The author reported no conflict of interest and no funding was received in this work. 


References

1.   Nouraei SA, Ma E, Patel A, Howard DJ, Sandhu GS. Estimating the population incidence of adult post-intubation laryngotracheal stenosis. Clin Otolaryngol 2007 Oct;32(5):411-412.

2.   Zias N, Chroneou A, Tabba MK, Gonzalez AV, Gray AW, Lamb CR, et al. Post tracheostomy and post intubation tracheal stenosis: report of 31 cases and review of the literature. BMC Pulm Med 2008;8:18.

3.   MacIntyre NR. High-frequency jet ventilation. Respir Care Clin N Am 2001 Dec;7(4):599-610.

4.   Brooker CR, Hunsaker DH, Zimmerman AA. A new anesthetic system for microlaryngeal surgery.

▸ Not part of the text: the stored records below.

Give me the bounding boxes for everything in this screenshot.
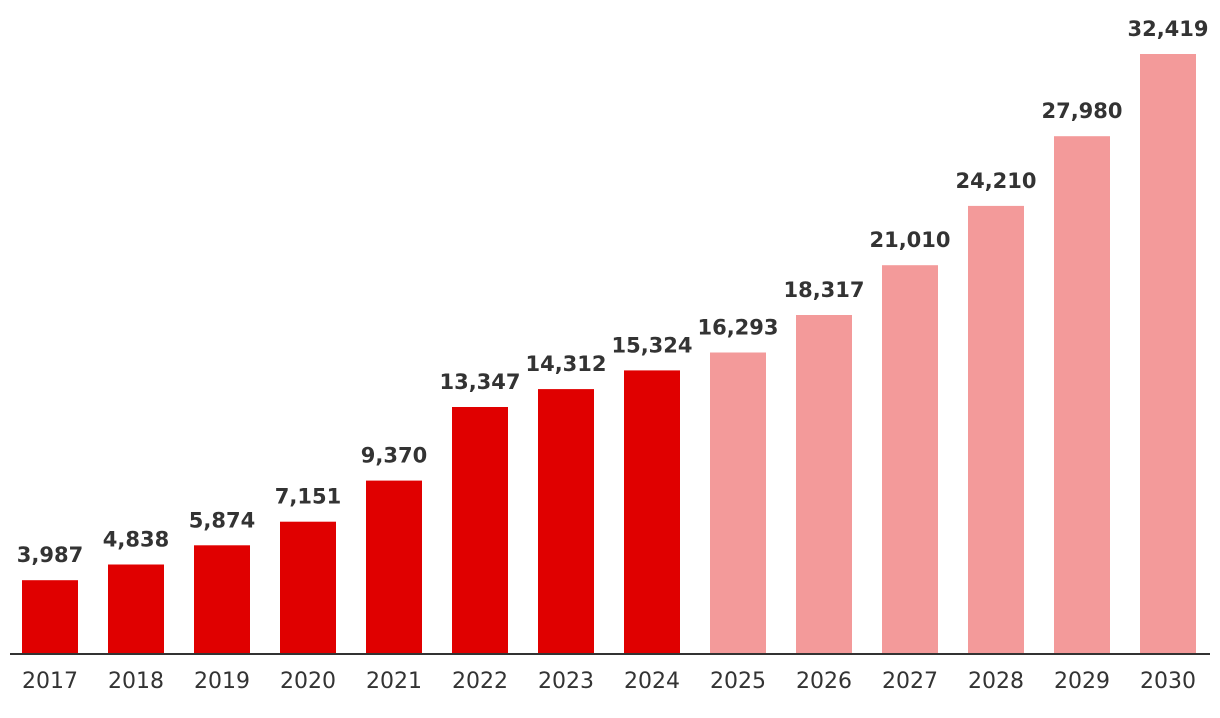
bar-2018 [108,564,164,654]
bar-2022 [452,407,508,654]
bar-2025 [710,352,766,654]
value-label-2024: 15,324 [611,333,692,357]
x-tick-label-2020: 2020 [280,669,336,694]
value-label-2023: 14,312 [525,352,606,376]
x-tick-label-2019: 2019 [194,669,250,694]
x-tick-label-2026: 2026 [796,669,852,694]
bars-group [22,54,1196,654]
x-tick-label-2017: 2017 [22,669,78,694]
value-label-2018: 4,838 [103,528,169,552]
value-labels-group: 3,987 4,838 5,874 7,151 9,370 13,34714,31215,… [17,17,1209,567]
bar-2017 [22,580,78,654]
value-label-2017: 3,987 [17,543,83,567]
x-tick-label-2030: 2030 [1140,669,1196,694]
value-label-2020: 7,151 [275,485,341,509]
x-tick-label-2024: 2024 [624,669,680,694]
x-tick-label-2029: 2029 [1054,669,1110,694]
bar-2019 [194,545,250,654]
value-label-2022: 13,347 [439,370,520,394]
value-label-2026: 18,317 [783,278,864,302]
bar-2020 [280,521,336,654]
x-tick-label-2021: 2021 [366,669,422,694]
value-label-2021: 9,370 [361,444,427,468]
x-tick-label-2028: 2028 [968,669,1024,694]
bar-2023 [538,389,594,654]
bar-2027 [882,265,938,654]
x-tick-label-2023: 2023 [538,669,594,694]
x-tick-label-2025: 2025 [710,669,766,694]
bar-2028 [968,205,1024,654]
value-label-2019: 5,874 [189,508,255,532]
bar-2026 [796,315,852,654]
value-label-2027: 21,010 [869,228,950,252]
value-label-2030: 32,419 [1127,17,1208,41]
value-label-2025: 16,293 [697,316,778,340]
value-label-2029: 27,980 [1041,99,1122,123]
bar-2030 [1140,54,1196,654]
bar-2021 [366,480,422,654]
x-tick-label-2027: 2027 [882,669,938,694]
x-tick-label-2018: 2018 [108,669,164,694]
value-label-2028: 24,210 [955,169,1036,193]
x-tick-labels-group: 2017 2018 2019 2020 2021 2022 2023 2024 2025 2026… [22,669,1196,694]
bar-2024 [624,370,680,654]
x-tick-label-2022: 2022 [452,669,508,694]
bar-2029 [1054,136,1110,654]
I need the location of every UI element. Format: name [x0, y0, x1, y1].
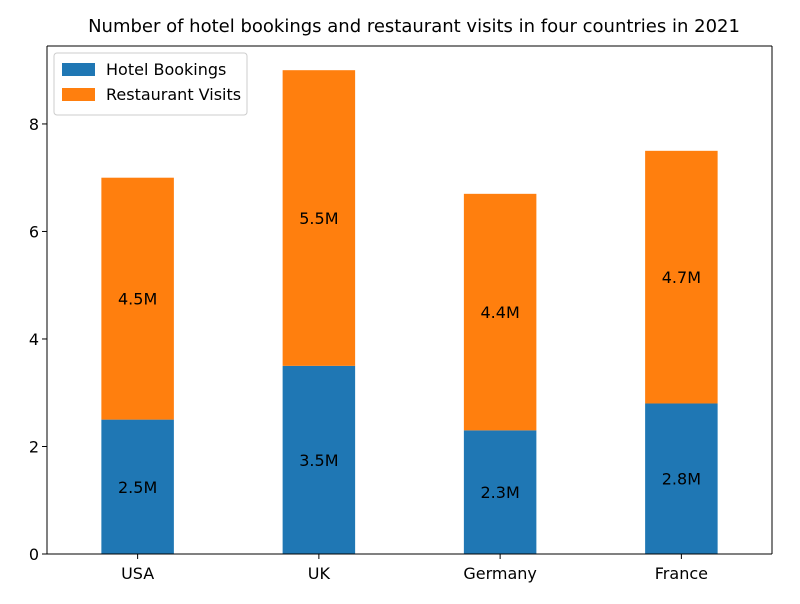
- y-tick-label: 0: [29, 545, 39, 564]
- legend-swatch: [62, 88, 95, 101]
- bar-restaurant-visits-germany: [463, 193, 537, 431]
- bar-restaurant-visits-usa: [101, 177, 174, 420]
- bar-hotel-bookings-france: [645, 403, 718, 554]
- data-label: 3.5M: [299, 451, 338, 470]
- plot-area: 2.5M 3.5M 2.3M 2.8M 4.5M 5.5M 4.4M 4.7M USA UK Ger…: [29, 45, 773, 583]
- chart-title: Number of hotel bookings and restaurant …: [88, 16, 740, 37]
- bar-hotel-bookings-usa: [101, 419, 174, 554]
- x-tick-label: France: [655, 564, 708, 583]
- legend-swatch: [62, 63, 95, 76]
- y-tick-label: 8: [29, 115, 39, 134]
- y-tick-label: 6: [29, 222, 39, 241]
- y-tick-label: 2: [29, 437, 39, 456]
- legend: Hotel Bookings Restaurant Visits: [53, 52, 248, 116]
- legend-label: Restaurant Visits: [106, 85, 241, 104]
- data-label: 4.7M: [662, 268, 701, 287]
- x-tick-label: Germany: [463, 564, 537, 583]
- data-label: 4.5M: [118, 290, 157, 309]
- legend-label: Hotel Bookings: [106, 60, 226, 79]
- data-label: 2.8M: [662, 470, 701, 489]
- x-tick-label: USA: [121, 564, 154, 583]
- x-tick-label: UK: [308, 564, 331, 583]
- bar-restaurant-visits-uk: [282, 70, 356, 366]
- bar-restaurant-visits-france: [645, 150, 718, 404]
- legend-box: [53, 52, 248, 116]
- data-label: 2.3M: [481, 483, 520, 502]
- bar-hotel-bookings-uk: [282, 365, 356, 554]
- data-label: 4.4M: [481, 303, 520, 322]
- bar-hotel-bookings-germany: [463, 430, 537, 554]
- data-label: 5.5M: [299, 209, 338, 228]
- data-label: 2.5M: [118, 478, 157, 497]
- y-tick-label: 4: [29, 330, 39, 349]
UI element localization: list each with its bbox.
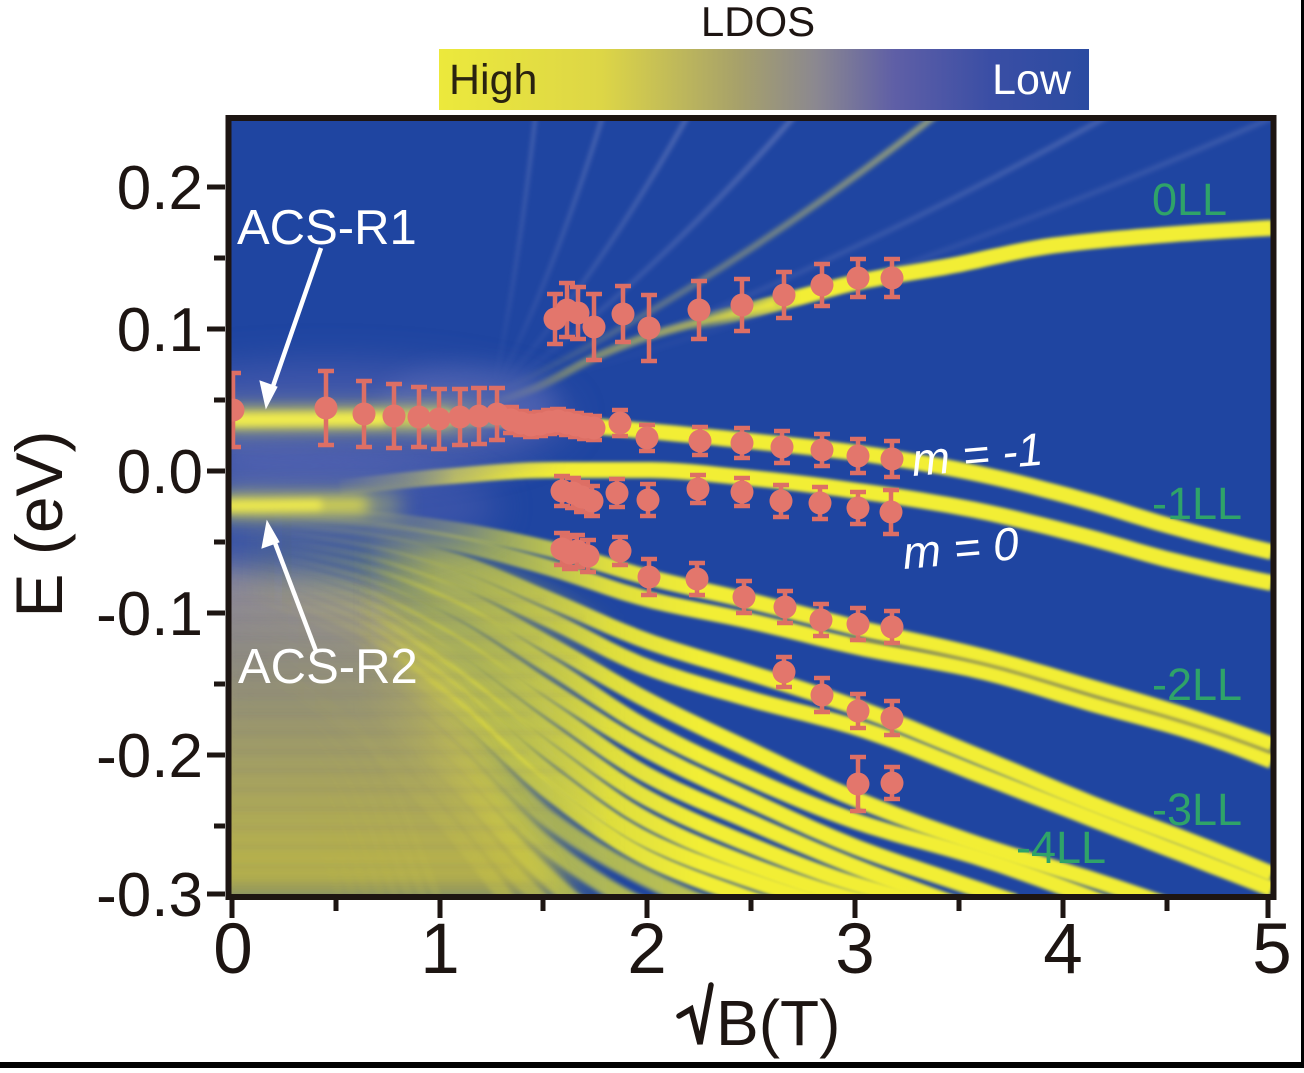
svg-text:High: High [449,56,537,104]
svg-text:ACS-R2: ACS-R2 [238,640,418,694]
svg-text:-3LL: -3LL [1152,784,1242,835]
svg-text:0.2: 0.2 [117,154,203,223]
svg-text:LDOS: LDOS [701,0,815,45]
svg-text:0LL: 0LL [1152,174,1227,225]
svg-text:m = 0: m = 0 [900,517,1021,579]
svg-text:1: 1 [420,910,460,989]
svg-text:3: 3 [835,910,875,989]
svg-text:-0.1: -0.1 [96,580,203,649]
svg-text:0.0: 0.0 [117,438,203,507]
svg-text:5: 5 [1252,910,1292,989]
svg-text:-0.3: -0.3 [96,861,203,930]
svg-text:B(T): B(T) [716,987,840,1059]
svg-text:-1LL: -1LL [1152,478,1242,529]
svg-text:-4LL: -4LL [1016,822,1106,873]
svg-text:-2LL: -2LL [1152,659,1242,710]
svg-text:0: 0 [213,910,253,989]
svg-text:0.1: 0.1 [117,296,203,365]
svg-text:Low: Low [992,56,1072,104]
svg-text:2: 2 [627,910,667,989]
svg-text:4: 4 [1043,910,1083,989]
svg-text:E (eV): E (eV) [2,430,76,617]
svg-text:-0.2: -0.2 [96,722,203,791]
svg-text:m = -1: m = -1 [909,423,1045,486]
svg-text:ACS-R1: ACS-R1 [237,201,417,255]
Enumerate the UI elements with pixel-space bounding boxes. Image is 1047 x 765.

Otolaryngol Head Neck Surg 1998 Jan;118(1):55-60.

5.   Orloff LA, Parhizkar N, Ortiz E. The Hunsaker Mon-Jet ventilation tube for microlaryngeal surgery: optimal laryngeal exposure. Ear Nose Throat J 2002 Jun;81(6):390-394.

6.   Young-Beyer P, Wilson RS. Anesthetic management for tracheal resection and reconstruction. J Cardiothorac Anesth 1988 Dec;2(6):821-835.